All the codes are writen in python. For the terrible support of the latex in the github, you could install the plug-in "Github With MathJax" in the Chrome to see the math formula in the mardown file.
If you have any problems, please feel free to contact me:)
Fig.1 Video Classification
-
Python3.5
-
tensorflow 1.1
-
ffmpeg
-
librosa
and for other python packages, you can use
pip install package-name
whenever there comes up aImportError
.
-
login in the linux server via ssh
-
change the working directory:
cd /home/ubuntu/Documents/jialin/src/bilibili
-
activate the python environment:
source activate tensorflow-gpu
-
extract the frames :
python extract_frame.py
-
save the frames to the hdf file:
python frame_to_h5.py
-
extract the CNN feature(fc7) and save to the hdf file:
python extract_fc7.py
-
Use the LSTM to classify the video:
python video_clf_lstm.py
And now you can just run the last step :
python video_clf_lstm.py
, you will see the training accuracy should be 1.00(i.e. 100%), which means overfitting.Note: when you want to training in a normal mode instead of the overfitting mode, you had better change the "batch generation function" in the train_network function in the file video_clf_lstm.py.

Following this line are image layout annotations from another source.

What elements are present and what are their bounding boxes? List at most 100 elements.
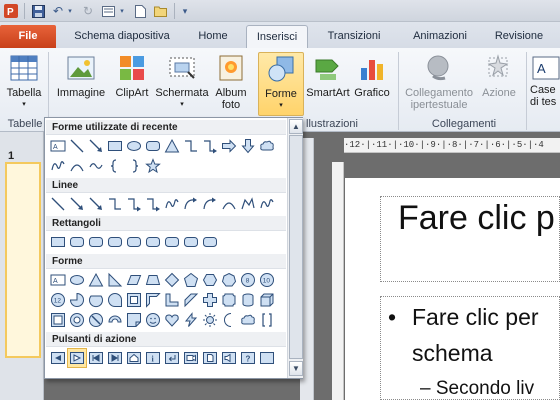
grafico-button[interactable]: Grafico (351, 52, 393, 99)
action-button-document-icon[interactable] (201, 349, 219, 367)
textbox-shape-icon[interactable]: A (49, 271, 67, 289)
right-brace-shape-icon[interactable] (125, 157, 143, 175)
customize-qat-icon[interactable]: ▾ (179, 3, 191, 19)
arc-shape-icon[interactable] (68, 157, 86, 175)
clipart-button[interactable]: ClipArt (110, 52, 154, 99)
decagon-shape-icon[interactable]: 10 (258, 271, 276, 289)
arrow-shape-icon[interactable] (68, 195, 86, 213)
action-button-back-icon[interactable] (49, 349, 67, 367)
donut-shape-icon[interactable] (68, 311, 86, 329)
textbox-shape-icon[interactable]: A (49, 137, 67, 155)
l-shape-icon[interactable] (163, 291, 181, 309)
half-frame-shape-icon[interactable] (144, 291, 162, 309)
rounded-rectangle-shape-icon[interactable] (68, 233, 86, 251)
snip-diagonal-rectangle-shape-icon[interactable] (125, 233, 143, 251)
curved-arrow-connector-shape-icon[interactable] (182, 195, 200, 213)
undo-dropdown-icon[interactable]: ▾ (66, 3, 74, 19)
oval-shape-icon[interactable] (68, 271, 86, 289)
elbow-double-arrow-connector-shape-icon[interactable] (144, 195, 162, 213)
curved-double-arrow-connector-shape-icon[interactable] (201, 195, 219, 213)
album-foto-button[interactable]: Album foto (210, 52, 252, 111)
moon-shape-icon[interactable] (220, 311, 238, 329)
wave-shape-icon[interactable] (87, 157, 105, 175)
forme-button[interactable]: Forme ▾ (258, 52, 304, 116)
snip-same-side-rectangle-shape-icon[interactable] (106, 233, 124, 251)
action-button-sound-icon[interactable] (220, 349, 238, 367)
chord-shape-icon[interactable] (87, 291, 105, 309)
action-button-custom-icon[interactable] (258, 349, 276, 367)
action-button-home-icon[interactable] (125, 349, 143, 367)
round-diagonal-rectangle-shape-icon[interactable] (201, 233, 219, 251)
tab-revisione[interactable]: Revisione (486, 25, 552, 48)
powerpoint-logo-icon[interactable]: P (3, 3, 19, 19)
frame-shape-icon[interactable] (125, 291, 143, 309)
cloud-shape-icon[interactable] (239, 311, 257, 329)
pentagon-shape-icon[interactable] (182, 271, 200, 289)
bevel-shape-icon[interactable] (49, 311, 67, 329)
left-brace-shape-icon[interactable] (106, 157, 124, 175)
triangle-shape-icon[interactable] (87, 271, 105, 289)
teardrop-shape-icon[interactable] (106, 291, 124, 309)
right-triangle-shape-icon[interactable] (106, 271, 124, 289)
octagon-shape-icon[interactable]: 8 (239, 271, 257, 289)
tab-animazioni[interactable]: Animazioni (400, 25, 480, 48)
down-arrow-shape-icon[interactable] (239, 137, 257, 155)
oval-shape-icon[interactable] (125, 137, 143, 155)
double-arrow-shape-icon[interactable] (87, 195, 105, 213)
scrollbar-thumb[interactable] (289, 135, 303, 359)
schermata-button[interactable]: Schermata ▾ (154, 52, 210, 111)
immagine-button[interactable]: Immagine (54, 52, 108, 99)
elbow-arrow-connector-shape-icon[interactable] (125, 195, 143, 213)
pie-shape-icon[interactable] (68, 291, 86, 309)
trapezoid-shape-icon[interactable] (144, 271, 162, 289)
action-button-beginning-icon[interactable] (87, 349, 105, 367)
layout-icon[interactable] (100, 3, 116, 19)
tab-schema-diapositiva[interactable]: Schema diapositiva (63, 25, 181, 48)
arrow-shape-icon[interactable] (87, 137, 105, 155)
curve-shape-icon[interactable] (220, 195, 238, 213)
callout-shape-icon[interactable] (258, 137, 276, 155)
right-arrow-shape-icon[interactable] (220, 137, 238, 155)
diagonal-stripe-shape-icon[interactable] (182, 291, 200, 309)
action-button-help-icon[interactable]: ? (239, 349, 257, 367)
casella-di-testo-button[interactable]: A Case di tes (530, 52, 560, 108)
scroll-up-button[interactable]: ▲ (289, 119, 303, 134)
save-icon[interactable] (30, 3, 46, 19)
elbow-arrow-connector-shape-icon[interactable] (201, 137, 219, 155)
action-button-forward-icon[interactable] (67, 348, 87, 368)
action-button-information-icon[interactable]: i (144, 349, 162, 367)
redo-icon[interactable]: ↻ (80, 3, 96, 19)
can-shape-icon[interactable] (239, 291, 257, 309)
block-arc-shape-icon[interactable] (106, 311, 124, 329)
cube-shape-icon[interactable] (258, 291, 276, 309)
no-symbol-shape-icon[interactable] (87, 311, 105, 329)
smiley-face-shape-icon[interactable] (144, 311, 162, 329)
hexagon-shape-icon[interactable] (201, 271, 219, 289)
heart-shape-icon[interactable] (163, 311, 181, 329)
tab-transizioni[interactable]: Transizioni (313, 25, 395, 48)
action-button-end-icon[interactable] (106, 349, 124, 367)
rounded-rectangle-shape-icon[interactable] (144, 137, 162, 155)
layout-dropdown-icon[interactable]: ▾ (118, 3, 126, 19)
rectangle-shape-icon[interactable] (106, 137, 124, 155)
line-shape-icon[interactable] (68, 137, 86, 155)
tab-inserisci[interactable]: Inserisci (246, 25, 308, 48)
action-button-movie-icon[interactable] (182, 349, 200, 367)
gallery-scrollbar[interactable]: ▲ ▼ (287, 118, 303, 378)
scribble-shape-icon[interactable] (258, 195, 276, 213)
round-same-side-rectangle-shape-icon[interactable] (182, 233, 200, 251)
curved-connector-shape-icon[interactable] (163, 195, 181, 213)
cross-shape-icon[interactable] (201, 291, 219, 309)
curved-connector-shape-icon[interactable] (49, 157, 67, 175)
round-single-corner-rectangle-shape-icon[interactable] (163, 233, 181, 251)
parallelogram-shape-icon[interactable] (125, 271, 143, 289)
new-icon[interactable] (132, 3, 148, 19)
triangle-shape-icon[interactable] (163, 137, 181, 155)
heptagon-shape-icon[interactable] (220, 271, 238, 289)
scroll-down-button[interactable]: ▼ (289, 361, 303, 376)
line-shape-icon[interactable] (49, 195, 67, 213)
tabella-button[interactable]: Tabella ▾ (2, 52, 46, 111)
diamond-shape-icon[interactable] (163, 271, 181, 289)
tab-home[interactable]: Home (187, 25, 239, 48)
star-shape-icon[interactable] (144, 157, 162, 175)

rename_file.py: because the video files' names are all in characters, it is necessary to rename the file according to their video id.
this should be already been done, you can just leave it alone.
extract_frame.py: extract the image frames from the video file , also log the errors when extracting.
in this step, you can just type python extract_frame.py
for extracting images.
extract_fc7.py: extract the fc_7 feature of the image frames ad save them to the hdf file.
frame_to_h5.py: load the image and save them to the hdf file
video_clf_lstm.py: video classification , the framework is CNN+LSTM as Fig.1.
some detailed discussion about the model implementation
- Save the data in the TFRecords format instead of the hdf file. Maybe more efficient and convenient for the tensorflow data feeding.